The other two suspects, a white male and a black male in their 20s, are still at large. Despite the similarities to last week's robbery, police say there is no evidence that this crime is related to any other currently under investigation.
That Car is So Sick
Last Friday at approximately 10:20 p.m., two Nampa Police Residential Action Team officers spotted a suspicious vehicle cruising through a suburban neighborhood.
Foremost among the symptoms of its suspiciousness: When they tried to pull it over, the vehicle spontaneously vomited a sawed-off shotgun out of its passenger-side window.
Officers were able to get the vehicle stopped a short distance later and diagnose the cause of its unfortunate kecking fit. Upon searching the cab's contents, they discovered the vehicle had ingested a spicy meal that included a second loaded shotgun with the stock cut off, shotgun ammunition, pistol ammunition, 26-year-old Alejandro Ramirez of Parma, a stun gun, a bulletproof vest, an assortment of stolen property and 18-year-old Anthony Bernal of Nampa. The sentient beings were treated with a heap of charges, including possession of methamphetamine, possession of paraphernalia, being a felon in possession of a firearm, illegal possession of a firearm, destruction of evidence, possession of stolen property and possession of burglary tools.
Something in the Gas?
Two nights later, Boise Police had a run-in of their own with an ailing automobile. About half-way through Entertainment Tonight, dispatch received a call about a bilious black sedan terrorizing Southeast Boise residents. The caller offered an amateur diagnosis of the car's erratic behavior—[makes glug-glug motion with hand]—but the officers who stopped the car near the intersection of Broadway and Boise avenues used a professional-grade diagnostic device to make their judgment. When the device barked, they knew something more illicit than hooch had taken hold of the patient. A search of the car's innards turned up 33-year-old Lucas Donaldson of Boise, an undisclosed amount of methamphetamine and a few weird-looking beakers and chemicals. Wait a sec ...
UPDATE: Ye gods! It turns out that what had at first appeared to be only an upper-automotive-infection (Get it?
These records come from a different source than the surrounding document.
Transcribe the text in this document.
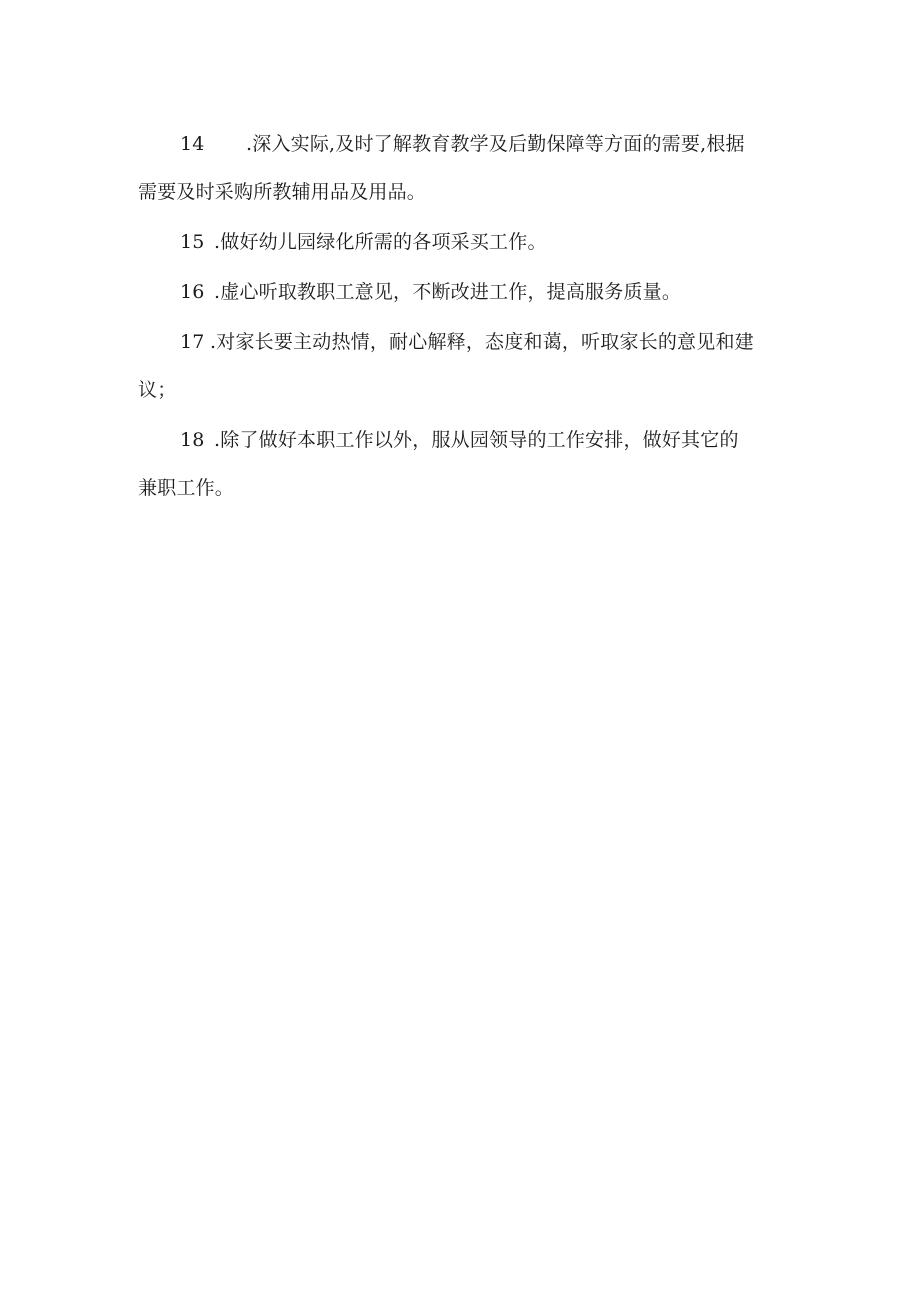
14 .深入实际,及时了解教育教学及后勤保障等方面的需要,根据
需要及时采购所教辅用品及用品。
15 .做好幼儿园绿化所需的各项采买工作。
16 .虚心听取教职工意见，不断改进工作，提高服务质量。
17 .对家长要主动热情，耐心解释，态度和蔼，听取家长的意见和建
议；
18 .除了做好本职工作以外，服从园领导的工作安排，做好其它的
兼职工作。
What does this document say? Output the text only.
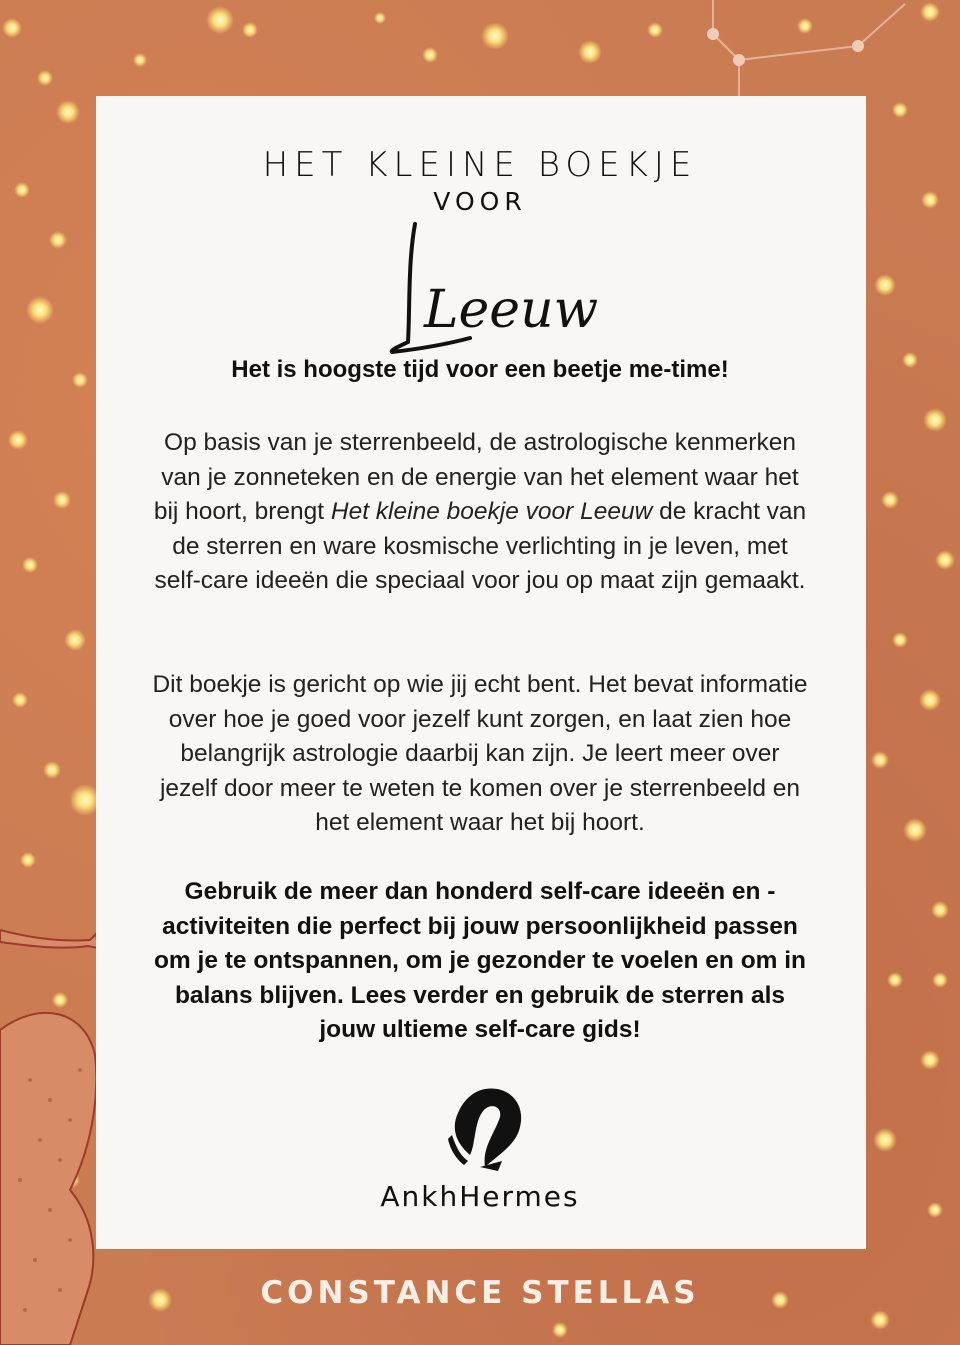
HET KLEINE BOEKJE
VOOR
Leeuw
Het is hoogste tijd voor een beetje me-time!
Op basis van je sterrenbeeld, de astrologische kenmerken van je zonneteken en de energie van het element waar het bij hoort, brengt Het kleine boekje voor Leeuw de kracht van de sterren en ware kosmische verlichting in je leven, met self-care ideeën die speciaal voor jou op maat zijn gemaakt.
Dit boekje is gericht op wie jij echt bent. Het bevat informatie over hoe je goed voor jezelf kunt zorgen, en laat zien hoe belangrijk astrologie daarbij kan zijn. Je leert meer over jezelf door meer te weten te komen over je sterrenbeeld en het element waar het bij hoort.
Gebruik de meer dan honderd self-care ideeën en -activiteiten die perfect bij jouw persoonlijkheid passen om je te ontspannen, om je gezonder te voelen en om in balans blijven. Lees verder en gebruik de sterren als jouw ultieme self-care gids!
AnkhHermes
CONSTANCE STELLAS
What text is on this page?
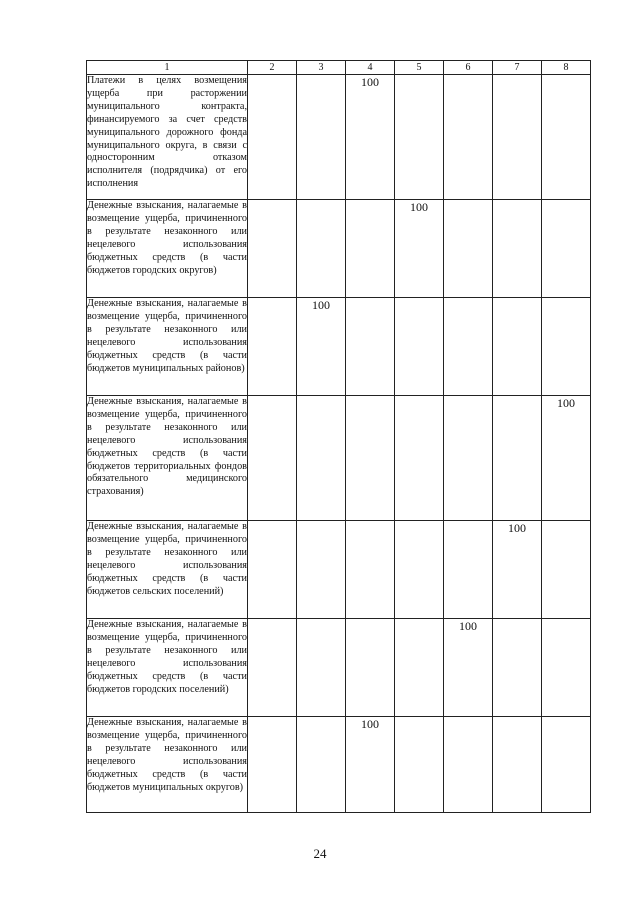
1	2	3	4	5	6	7	8
Платежи в целях возмещения ущерба при расторжении муниципального контракта, финансируемого за счет средств муниципального дорожного фонда муниципального округа, в связи с односторонним отказом исполнителя (подрядчика) от его исполнения			100				
Денежные взыскания, налагаемые в возмещение ущерба, причиненного в результате незаконного или нецелевого использования бюджетных средств (в части бюджетов городских округов)				100			
Денежные взыскания, налагаемые в возмещение ущерба, причиненного в результате незаконного или нецелевого использования бюджетных средств (в части бюджетов муниципальных районов)		100					
Денежные взыскания, налагаемые в возмещение ущерба, причиненного в результате незаконного или нецелевого использования бюджетных средств (в части бюджетов территориальных фондов обязательного медицинского страхования)							100
Денежные взыскания, налагаемые в возмещение ущерба, причиненного в результате незаконного или нецелевого использования бюджетных средств (в части бюджетов сельских поселений)						100	
Денежные взыскания, налагаемые в возмещение ущерба, причиненного в результате незаконного или нецелевого использования бюджетных средств (в части бюджетов городских поселений)					100		
Денежные взыскания, налагаемые в возмещение ущерба, причиненного в результате незаконного или нецелевого использования бюджетных средств (в части бюджетов муниципальных округов)			100				
24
Upper? Tee-hee.) had actually developed into a fully functional meth lab on wheels. After noticing this, officers seized Donaldson on charges of meth-manufacturing and transported his car to a secure location, where they donned safety costumes as they attempted to deal with his mess.
And you thought masturbating truckers were the scariest thing on the road.
Say Hello to My Little Friend
Late in February, Ada County Sheriffs deputies announced that they were sweet on a 4-foot, 10-inch tall, 95-pound white male as the main suspect in an armed robbery at a hair salon in Star. Amazingly, they managed to track down their diminuitive desperado among all the hulking, sweaty mugs of the Treasure Valley. Not amazingly, he is only 14.
Detectives closed in on Thomas Bradford of Star last Thursday using information gathered from students by a school resource officer, according to local newsies. Bradford is suspected of entering the Star Attraction Hair Salon at around 7:30 p.m. on February 21 and threatening two female employees with a small-caliber handgun before scampering away with an undisclosed amount of cash. On Friday, prosecutors charged Bradford as an adult. Full-sized charges are pending as well against an as-of-yet unnamed 15-year-old Star resident accused of helping Bradford with the robbery.